Collared

I hear the smile in her voice, but I don’t understand it. Why is she smiling? What’s there to smile about? So I don’t have any vitamin deficiencies—I have plenty of others that can’t be fixed by pills and sunshine.

“He took care of me. Made sure I had vitamins. Access to a treadmill and some weights. I had to eat healthy, no sugar. He even brought home antibiotics the one time my neck managed to get too infected. I didn’t survive ten years because he neglected me.” When I swallow, I feel the gauze wound around my neck. It’s not too tight, but it feels strange. Foreign. I’m used to something heavy and cold circling my neck, not something light and gentle. It makes me uncomfortable.

“Did he abuse you, Jade?”

Her question hits me hard. So hard I need to shake my head to clear it before I can answer. I’d known this question would come. I spent enough time fantasizing about being rescued that I’d run through what my life would be like after being found. Questions. Morbid curiosity. Everyone telling me they wished me the best but secretly believing I didn’t stand a chance. No one able to look at me without seeing me as a victim. No one able to not wonder what Earl Rae had done to me.

“Are you asking if he raped me?” I don’t flinch. I just blink at the ceiling and wait.

“I’m asking if he abused you.”

“If he raped me.”

Dr. Argent is quiet for a minute. I’m not making this easy on her, but she isn’t making this easy on me either. “There are more abuses than rape, Jade.”

I don’t need her to tell me that. Actually, it upsets me, pisses me off that this person who’s studied books is telling me how abuse works.

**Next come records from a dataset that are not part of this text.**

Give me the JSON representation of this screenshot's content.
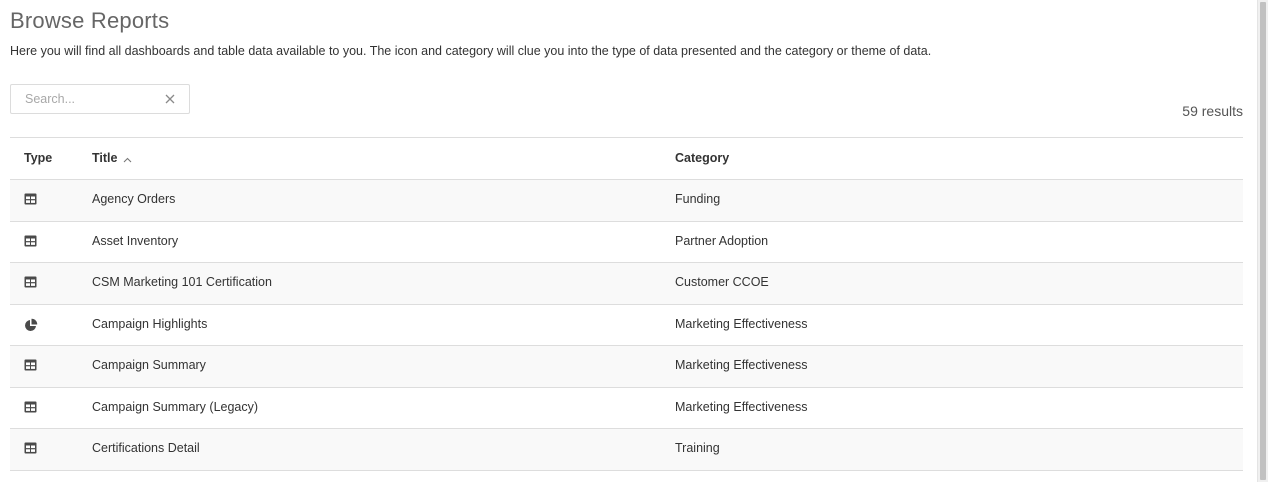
{
  "header": {
    "title": "Browse Reports",
    "description": "Here you will find all dashboards and table data available to you. The icon and category will clue you into the type of data presented and the category or theme of data."
  },
  "search": {
    "placeholder": "Search...",
    "value": "",
    "clear_icon": "close-icon"
  },
  "results": {
    "count_label": "59 results"
  },
  "table": {
    "columns": {
      "type": "Type",
      "title": "Title",
      "category": "Category"
    },
    "sort": {
      "column": "Title",
      "direction": "ascending",
      "icon": "chevron-up-icon"
    },
    "rows": [
      {
        "type": "table",
        "icon": "table-icon",
        "title": "Agency Orders",
        "category": "Funding"
      },
      {
        "type": "table",
        "icon": "table-icon",
        "title": "Asset Inventory",
        "category": "Partner Adoption"
      },
      {
        "type": "table",
        "icon": "table-icon",
        "title": "CSM Marketing 101 Certification",
        "category": "Customer CCOE"
      },
      {
        "type": "dashboard",
        "icon": "pie-chart-icon",
        "title": "Campaign Highlights",
        "category": "Marketing Effectiveness"
      },
      {
        "type": "table",
        "icon": "table-icon",
        "title": "Campaign Summary",
        "category": "Marketing Effectiveness"
      },
      {
        "type": "table",
        "icon": "table-icon",
        "title": "Campaign Summary (Legacy)",
        "category": "Marketing Effectiveness"
      },
      {
        "type": "table",
        "icon": "table-icon",
        "title": "Certifications Detail",
        "category": "Training"
      }
    ]
  },
  "colors": {
    "icon": "#4a4a4a",
    "border": "#dddddd",
    "stripe": "#f9f9f9"
  }
}
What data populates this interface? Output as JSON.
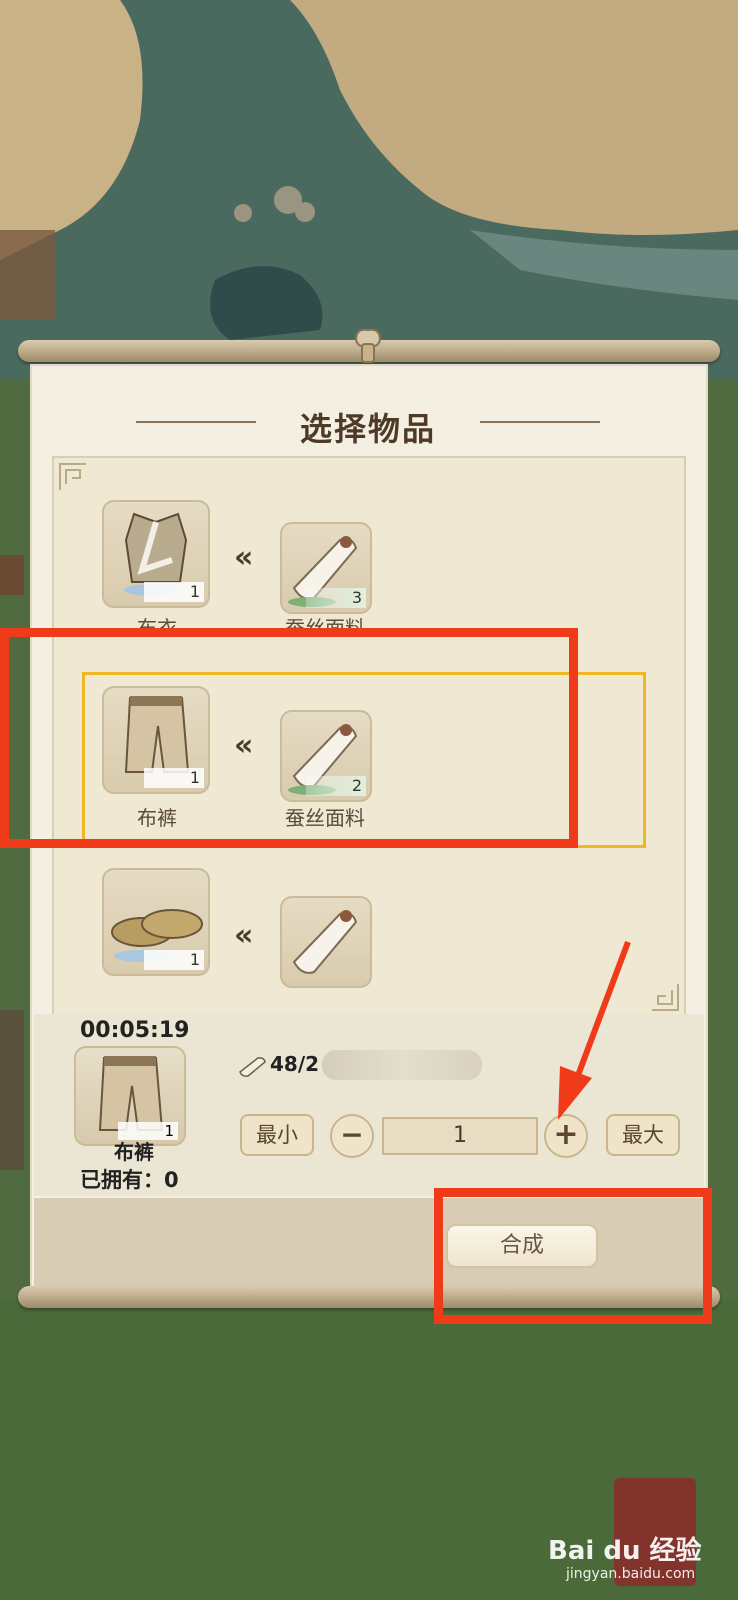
{
  "panel": {
    "title": "选择物品",
    "rows": [
      {
        "product": {
          "name": "布衣",
          "count": "1"
        },
        "material": {
          "name": "蚕丝面料",
          "count": "3"
        }
      },
      {
        "product": {
          "name": "布裤",
          "count": "1"
        },
        "material": {
          "name": "蚕丝面料",
          "count": "2"
        },
        "selected": true
      },
      {
        "product": {
          "name": "",
          "count": "1"
        },
        "material": {
          "name": "",
          "count": ""
        }
      }
    ]
  },
  "detail": {
    "timer": "00:05:19",
    "item_name": "布裤",
    "item_count": "1",
    "owned_label": "已拥有：0",
    "material_amount": "48/2",
    "min_label": "最小",
    "max_label": "最大",
    "quantity": "1",
    "minus_symbol": "−",
    "plus_symbol": "+",
    "compose_label": "合成"
  },
  "watermark": {
    "brand": "Bai du 经验",
    "url": "jingyan.baidu.com"
  },
  "colors": {
    "highlight": "#f03b1b",
    "selection": "#f0b624",
    "panel": "#f3efe2"
  }
}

“The answer is no. He never touched me like that.” I swallow because my throat is on fire. From the drugs and now the emotions clawing at it. “I was his daughter. He never raped me. I’m fine . . . so you can move on to another patient who needs you.”

I’m Sara, your daughter. I missed you, Dad. I’m so glad you found me. I love you. Those phrases have been so programmed into me I’m not sure I’ll ever be able to forget them. In a way, they’re the words that freed me. Once I finally gave in to playing the role of his daughter, I was allowed out of the closet. I moved from the dark to the light. I went from being a prisoner to a priceless family member.

“He didn’t rape you, but he did kidnap you, held you against your will for ten years, and kept you chained up.” Dr. Argent lets that hang in the air. She isn’t waiting for me to respond; she just wants to make sure that gets good and embedded in my head. Since clearly my head wasn’t messed up enough. “This isn’t something a person can just get over, Jade. It’s not something they can just be ‘fine’ from a day later.”

I wish the drugs would carry me back under again, but my adrenaline’s probably burning through them too quickly. I want to fall asleep and wake up to find that I’m all ready to move on and my scars have faded away.

“Well, I can.” My voice breaks, and I look at the cup of water. I wet my lips again. “I just want to forget it all. I can’t do that if you keep asking me questions, okay?” My fingers tremble. I ignore them. “I just want to forget the past ten years of my life.”

“You know that isn’t possible.” Her harsh words are spoken softly.

“I know I can try.” I shift in the bed, but my body feels limp. Kind of the way it felt for a couple of days after he drugged me the night he took me. “Is he dead?”

My voice is so quiet I’m surprised she hears me.

“Earl Rae Jackson?” She just barely nods. “Yes, he’s dead. He shot himself.”

Something squeezes at my heart, and when I swallow this time, I can’t. Something’s stuck in my throat. “What are they going to do with his body?”

“I don’t know, but I can find out if you’d like.” Dr. Argent uncrosses her legs and crosses them the other direction.

“Will they have a funeral?”

“I’m not sure. Would you like me to ask?”

I shake my head, and it’s only then that I realize I’ve started to cry. They’re silent tears, but they come one right after the other, feeling as though they’re carving canyons down my temples. “No, I don’t care what happens to him.”

I want to wipe the tears away so I can pretend they’d never been there. I want to swipe them away so she can’t see them. I want to stop crying altogether because I learned a long time ago that tears do nothing but make a person feel worse.

Dr. Argent’s quiet for a second. Then she clears her throat. “You know, it’s very common for victims in your situation to form some sort of attachment to their captors.”

I close my eyes, but really, I want to cover my ears. I don’t want to hear any of this.

“It can happen in a matter of days, and with you being under his control for a decade—the only person you had contact with—it would be very normal for you to feel some kind of bond with him.”

The tears don’t stop. They come faster. “He took my whole life away. I hate him.”

Dr. Argent scoots the chair a little closer. “You’re crying.”

I laugh a few notes. They don’t sound like most laughs though. “In case you missed it, it’s been a rough decade for me.”